6. Does Ken Wilber Still Get This Wrong?

Ken Wilber frequently frames the Second Law as a “tendency toward disorder” that must be balanced by a countervailing force—Eros—that drives complexity upward. His argument appears in Sex, Ecology, Spirituality (1995) and elsewhere: without such a cosmic force, he says, we couldn't explain the emergence of life, mind, and culture in an entropic universe.

The problem? This interpretation rests on the disorder metaphor and overlooks how complexity emerges naturally from local decreases in entropy powered by energy flows (think stars, geothermal heat, chemical gradients). There is no need to invoke a metaphysical Eros to “rescue” evolution from entropy.

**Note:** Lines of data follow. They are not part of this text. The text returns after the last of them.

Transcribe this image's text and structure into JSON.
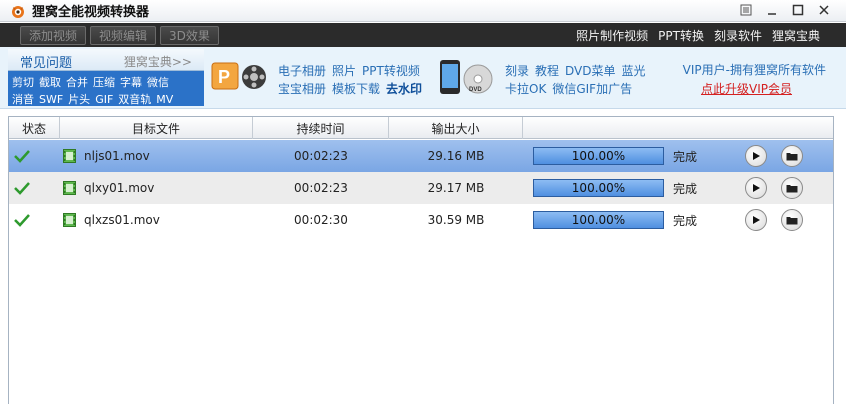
{
  "window": {
    "title": "狸窝全能视频转换器",
    "controls": [
      "menu-icon",
      "minimize-icon",
      "maximize-icon",
      "close-icon"
    ]
  },
  "toolbar": {
    "buttons": [
      "添加视频",
      "视频编辑",
      "3D效果"
    ],
    "links": [
      "照片制作视频",
      "PPT转换",
      "刻录软件",
      "狸窝宝典"
    ]
  },
  "banner": {
    "faq": {
      "title": "常见问题",
      "more": "狸窝宝典>>",
      "row1": [
        "剪切",
        "截取",
        "合并",
        "压缩",
        "字幕",
        "微信"
      ],
      "row2": [
        "消音",
        "SWF",
        "片头",
        "GIF",
        "双音轨",
        "MV"
      ]
    },
    "promo1": {
      "line1": [
        "电子相册",
        "照片",
        "PPT转视频"
      ],
      "line2": [
        "宝宝相册",
        "模板下载"
      ],
      "highlight": "去水印"
    },
    "promo2": {
      "line1": [
        "刻录",
        "教程",
        "DVD菜单",
        "蓝光"
      ],
      "line2": [
        "卡拉OK",
        "微信GIF加广告"
      ]
    },
    "vip": {
      "line": "VIP用户-拥有狸窝所有软件",
      "link": "点此升级VIP会员"
    }
  },
  "table": {
    "headers": [
      "状态",
      "目标文件",
      "持续时间",
      "输出大小",
      ""
    ],
    "rows": [
      {
        "file": "nljs01.mov",
        "duration": "00:02:23",
        "size": "29.16 MB",
        "progress": "100.00%",
        "status": "完成",
        "selected": true
      },
      {
        "file": "qlxy01.mov",
        "duration": "00:02:23",
        "size": "29.17 MB",
        "progress": "100.00%",
        "status": "完成",
        "selected": false
      },
      {
        "file": "qlxzs01.mov",
        "duration": "00:02:30",
        "size": "30.59 MB",
        "progress": "100.00%",
        "status": "完成",
        "selected": false
      }
    ]
  },
  "colors": {
    "selected_row": "#8fb4ea",
    "faq_panel": "#2b72c8",
    "progress": "#5a96e4",
    "vip_link": "#d42020"
  }
}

Moreover, cosmology tells us the early universe didn't start in maximum entropy at all—it started in a very special, low-entropy state, leaving plenty of room for entropy to increase while complex structures form along the way.

In short:

• The Second Law applies to closed systems, not open ones like Earth.
• Local complexity does not violate the Second Law because the total entropy of the system (including its environment) still goes up.
• The early universe's low entropy was not a metaphysical mystery needing Eros but a physical fact needing explanation.

7. So Where Does This Leave Us?

Entropy is not “the triumph of chaos.” It's a measure of possibilities, and in a universe with gravity, the road to higher entropy is paved with structure: stars, galaxies, and black holes. The early universe's smoothness wasn't messy—it was extraordinarily special. And that, not some cosmic life-force, is what makes the arrow of time possible.

How Sean Carroll Explains Entropy and Complexity

Entropy and complexity co-emerge until complexity reaches its zenit, and goes down again—with entropy still rising:

So complexity emerges in the middle, at the medium entropy phase of the universe (and your coffee cup). At the final phase, complexity disappears!